Index (Index) to help MySQL efficiently get the data structure of the data.
MyISAM index achieved
MyISAM engine used as a B + Tree index structure, leaf node is stored in the address data field of the data record. The figure is a schematic diagram of MyISAM index:
here provided a total of three tables, we assume Col1 primary key, the primary index is a 8 MyISAM tables (Primary key) schematically. It can be seen MyISAM index file only save the address data records. In MyISAM, the main index and a secondary index (Secondary key) without any difference in structure, but the main index key requirement is unique, and the auxiliary key index may be repeated. If we build a secondary index on Col2, the index of this structure is shown below:
is also a B + Tree, the address data stored in the data field is recorded. Thus, MyISAM index search algorithm first search algorithm in accordance with the B + Tree search index, if the specified Key is present, the value of its data field taken out, then the value of the address data field, reads the corresponding data record.
MyISAM indexes mode is also called "non-clustered", the reason so called to distinguish the InnoDB clustered index.
InnoDB index achieved
InnoDB的数据文件本身就是索引文件。
MyISAM索引文件和数据文件是分离的,索引文件仅保存数据记录的地址。而在InnoDB中,表数据文件本身就是按B+Tree组织的一个索引结构,这棵树的叶节点data域保存了完整的数据记录。这个索引的key是数据表的主键,因此InnoDB表数据文件本身就是主索引。
上图是InnoDB主索引(同时也是数据文件)的示意图,可以看到叶节点包含了完整的数据记录。这种索引叫做聚集索引。因为InnoDB的数据文件本身要按主键聚集,所以InnoDB要求表必须有主键(MyISAM可以没有),如果没有显式指定,则MySQL系统会自动选择一个可以唯一标识数据记录的列作为主键,如果不存在这种列,则MySQL自动为InnoDB表生成一个隐含字段作为主键,这个字段长度为6个字节,类型为长整形。
第二个与MyISAM索引的不同是InnoDB的辅助索引data域存储相应记录主键的值而不是地址。换句话说,InnoDB的所有辅助索引都引用主键作为data域。例如,图11为定义在Col3上的一个辅助索引:
聚集索引这种实现方式使得按主键的搜索十分高效,但是辅助索引搜索需要检索两遍索引:首先检索辅助索引获得主键,然后用主键到主索引中检索获得记录。
了解不同存储引擎的索引实现方式对于正确使用和优化索引都非常有帮助,例如知道了InnoDB的索引实现后,就很容易明白为什么不建议使用过长的字段作为主键,因为所有辅助索引都引用主索引,过长的主索引会令辅助索引变得过大。再例如,用非单调的字段作为主键在InnoDB中不是个好主意,因为InnoDB数据文件本身是一颗B+Tree,非单调的主键会造成在插入新记录时数据文件为了维持B+Tree的特性而频繁的分裂调整,十分低效,而使用自增字段作为主键则是一个很好的选择。
覆盖索引
No matter in any way look-up table, will eventually be using the main keys to navigate to the data by the clustered index, clustered index (primary key) is the only path to real data resides.

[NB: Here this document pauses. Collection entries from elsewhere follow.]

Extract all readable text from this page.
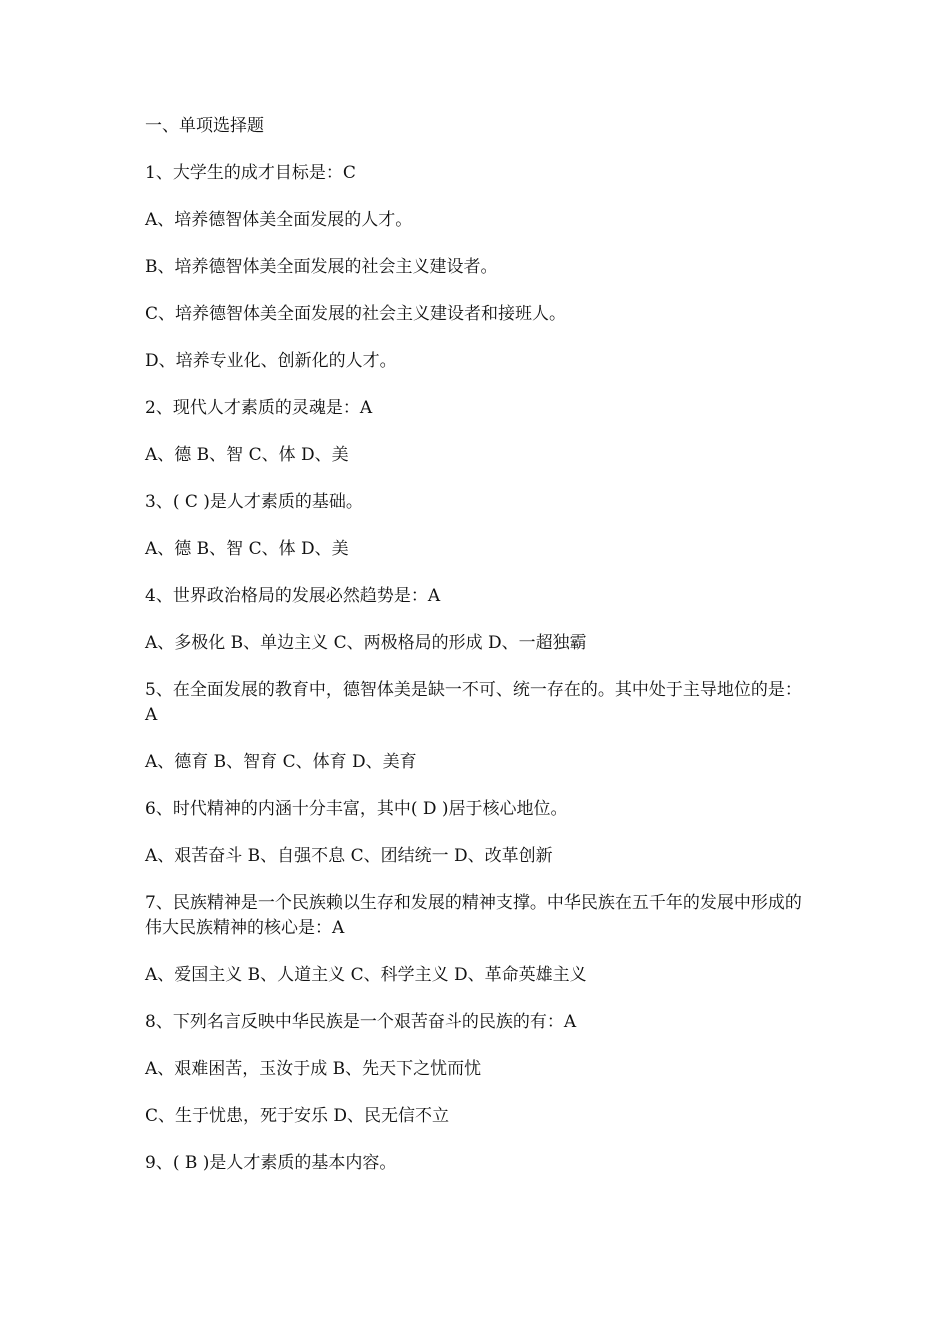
一、单项选择题
1、大学生的成才目标是：C
A、培养德智体美全面发展的人才。
B、培养德智体美全面发展的社会主义建设者。
C、培养德智体美全面发展的社会主义建设者和接班人。
D、培养专业化、创新化的人才。
2、现代人才素质的灵魂是：A
A、德 B、智 C、体 D、美
3、( C )是人才素质的基础。
A、德 B、智 C、体 D、美
4、世界政治格局的发展必然趋势是：A
A、多极化 B、单边主义 C、两极格局的形成 D、一超独霸
5、在全面发展的教育中，德智体美是缺一不可、统一存在的。其中处于主导地位的是：A
A、德育 B、智育 C、体育 D、美育
6、时代精神的内涵十分丰富，其中( D )居于核心地位。
A、艰苦奋斗 B、自强不息 C、团结统一 D、改革创新
7、民族精神是一个民族赖以生存和发展的精神支撑。中华民族在五千年的发展中形成的伟大民族精神的核心是：A
A、爱国主义 B、人道主义 C、科学主义 D、革命英雄主义
8、下列名言反映中华民族是一个艰苦奋斗的民族的有：A
A、艰难困苦，玉汝于成 B、先天下之忧而忧
C、生于忧患，死于安乐 D、民无信不立
9、( B )是人才素质的基本内容。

However, one exception may not be able to query the index using the aggregate data required, this non-mainstream method is called a covering index the query, which is usually a composite of said multi-field index or index query. When indexed field, the contents of the field will be synchronized to the index in, if you specify two fields into one index, then the two fields will be synchronized to the content being indexed.
Look at the following SQL statement:
//建立索引
create index index_birthday on user_info(birthday);
//查询生日在1991年11月1日出生用户的用户名
select user_name from user_info where birthday = '1991-11-1';
Execution of sentence SQL statement is as follows:
1, first, index_birthday birthday equal to find all records 1991-11-1 the primary key ID value with the non-clustered index;
2, then, the primary key ID value obtained clustered index lookup, to find the position of the master key ID value of real data (line data) to the storage;
3, finally, achieved the user_name field of the data obtained from the real value is returned, which is to win the final result.
We put the index on the birthday field into double coverage index fields:
create index birthday_and_user_name on user_info(birthday,user_name);
Execution of sentence SQL statement will become:
By non-clustered index lookup birthday_and_user_name birthday 1991-11-1 equal to the content of the leaf node, however, in addition to the leaf nodes user_name primary key ID value other than the value of the field user_name also inside, so no primary key ID value Find where real data lines, direct access to the value of the leaf node user_name returns can be. In this way the cover index direct lookup can be omitted without using a two step back cover index lookups, greatly improve the query performance.